Sono trascorsi più di due anni da quando la Guardia di finanza bussò alle porte della Sogin per effettuare attività di polizia giudiziaria delegate dalla Procura di Roma. Era il 16 dicembre 2021: una nutrita pattuglia di militari insieme al magistrato inquirente si presentarono alla sede di via Marsala per dare esecuzione ai decreti di perquisizione disposti nei confronti di un consigliere di amministrazione e di due dirigenti, accusati del reato di violazione di segreto d’ufficio. Quel giorno i finanzieri intervennero a interrompere la fuga di notizie che da tempo incedeva all’interno della società sul contenuto di alcuni documenti caratterizzati da segretezza. Si trattava degli atti delle verifiche interne che la Sogin avviò esattamente un anno prima incaricando propri dipendenti di fare luce sull’impatto a bilancio dei costi dovuti alla plurimilionaria campagna di comunicazione del 2015, sul deposito nazionale delle scorie radioattive, avviata senza autorizzazioni ministeriali.
Adesso, per quella storia ascesa alle cronache nazionali, giunge notizia di ulteriori censure della condotta degli imputati con l’ultimo pronunciamento depositato in ordine di tempo dalla Procura di Roma, questa volta ad opera del GUP Patrone nel procedimento penale a carico del consigliere di amministrazione del tempo L. Meola, in cui la società del nucleare è ascritta come parte lesa.
All’udienza dello scorso 13 novembre, - da quanto apprende AGEEI - il Magistrato ha messo un altro punto fermo: sia l’ex Capo del Legale Scocco che il consigliere Meola hanno espressamente ammesso che quest’ultima rivelò al primo parte del contenuto della relazione riservata, e precisamente la parte relativa alla questione riguardante la sussistenza dell’incompatibilità di Scocco, che per anni ha ricoperto sia il ruolo di Responsabile prevenzione corruzione che quello di Capo Ufficio Legale iscritto all’Albo speciale avvocati.
LA SENTENZA DEL 7 DICEMBRE
Nel contempo, è pacificamente dimostrato che lo stesso Scocco ha rivelato a più interlocutori di essere a conoscenza del contenuto della relazione riservata o quantomeno di parte di esso.

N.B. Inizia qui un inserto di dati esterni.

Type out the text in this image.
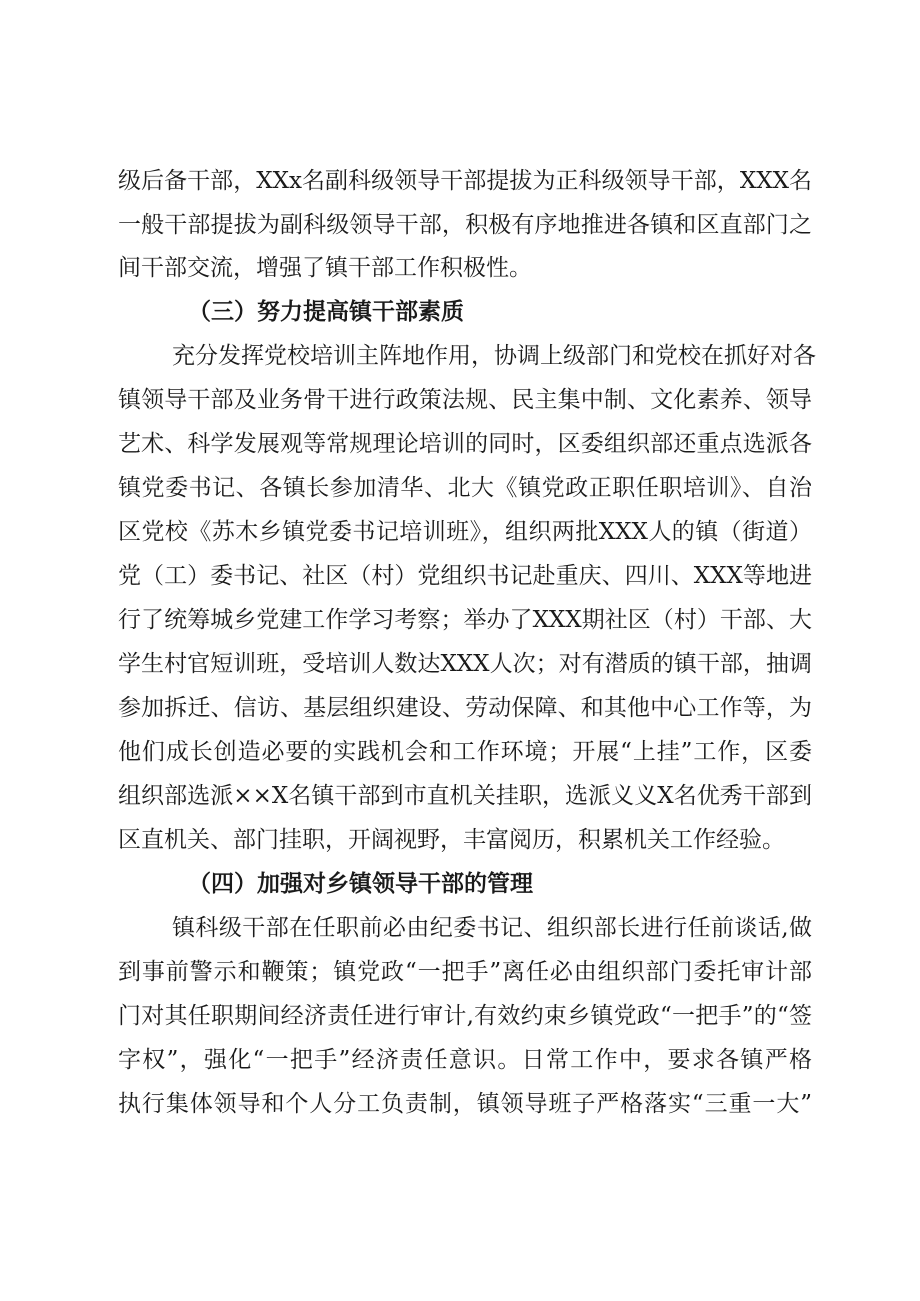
级后备干部，XXx名副科级领导干部提拔为正科级领导干部，XXX名
一般干部提拔为副科级领导干部，积极有序地推进各镇和区直部门之
间干部交流，增强了镇干部工作积极性。
（三）努力提高镇干部素质
充分发挥党校培训主阵地作用，协调上级部门和党校在抓好对各
镇领导干部及业务骨干进行政策法规、民主集中制、文化素养、领导
艺术、科学发展观等常规理论培训的同时，区委组织部还重点选派各
镇党委书记、各镇长参加清华、北大《镇党政正职任职培训》、自治
区党校《苏木乡镇党委书记培训班》，组织两批XXX人的镇（街道）
党（工）委书记、社区（村）党组织书记赴重庆、四川、XXX等地进
行了统筹城乡党建工作学习考察；举办了XXX期社区（村）干部、大
学生村官短训班，受培训人数达XXX人次；对有潜质的镇干部，抽调
参加拆迁、信访、基层组织建设、劳动保障、和其他中心工作等，为
他们成长创造必要的实践机会和工作环境；开展“上挂”工作，区委
组织部选派××X名镇干部到市直机关挂职，选派义义X名优秀干部到
区直机关、部门挂职，开阔视野，丰富阅历，积累机关工作经验。
（四）加强对乡镇领导干部的管理
镇科级干部在任职前必由纪委书记、组织部长进行任前谈话,做
到事前警示和鞭策；镇党政“一把手”离任必由组织部门委托审计部
门对其任职期间经济责任进行审计,有效约束乡镇党政“一把手”的“签
字权”，强化“一把手”经济责任意识。日常工作中，要求各镇严格
执行集体领导和个人分工负责制，镇领导班子严格落实“三重一大”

Pertanto, per il GUP sussistono, quanto alla divulgazione allo Scocco della notizia riservata sulla decisione assunta in tema di incompatibilità, gli elementi oggettivo e soggettivo del reato di rivelazione del segreto di ufficio, trattandosi di notizia destinata a rimanere riservata.
LA SENTENZA DEL 7 DICEMBRE
Il GUP non manca di rimarcare che i documenti sulle verifiche interne del 2021 sono connotati da segretezza e che tale aspetto fosse al tempo facilmente intuibile.
Unico neo del pronunciamento, l’errata identificazione della qualità degli autori della relazione presentata ai sensi della normativa sul whistleblowing e del loro incarico.
La lettura del testo sembra lasciar pensare che il GUP abbia inteso che, anziché dipendenti della PA e personale in servizio alla Sogin, quelli fossero degli ispettori esterni delegati da organi terzi (ARERA), oltre a ritenere che la norma non ricorra per il contenuto ispettivo e consultivo dei rapporti della squadra ispettiva (così viene definito il gruppo di progetto).
LA SENTENZA DEL 7 DICEMBRE
Ovviamente, in questo caso si trattava di dipendenti della Sogin, incaricati dalla propria governance e non da enti terzi. La legge poi non prevede alcun limite sul tipo di attività o incarico svolto dai lavoratori segnalanti e pur se noti, nel contesto lavorativo, una mansione e chi la svolge, solo chi è autorizzato può sapere che quell’attività abbia originato una segnalazione.
Viene da chiedersi perché qualcuno della parte lesa, la Sogin, non l’abbia fatto presente. La società però è da sempre forte dei pronunciamenti a proprio favore del Tar Lazio contro Scocco e dell’ente per l’accesso agli atti di Palazzo Chigi.
LA SENTENZA DEL 7 DICEMBRE
Il GUP si è espresso ritenendo sussistente il fatto ascritto all’imputata, per la circolazione delle informazioni relative ai rilievi su Scocco, disponendo il non luogo a procedere per tenuità dei fatti.
Da un lato ha respinto la richiesta della difesa di non luogo a procedere per insussistenza dei fatti, dall’altro ha valutato ai fini della punibilità, rifacendosi a un indirizzo della Cassazione del 2016, alcuni elementi come la condotta non abituale dei soggetti.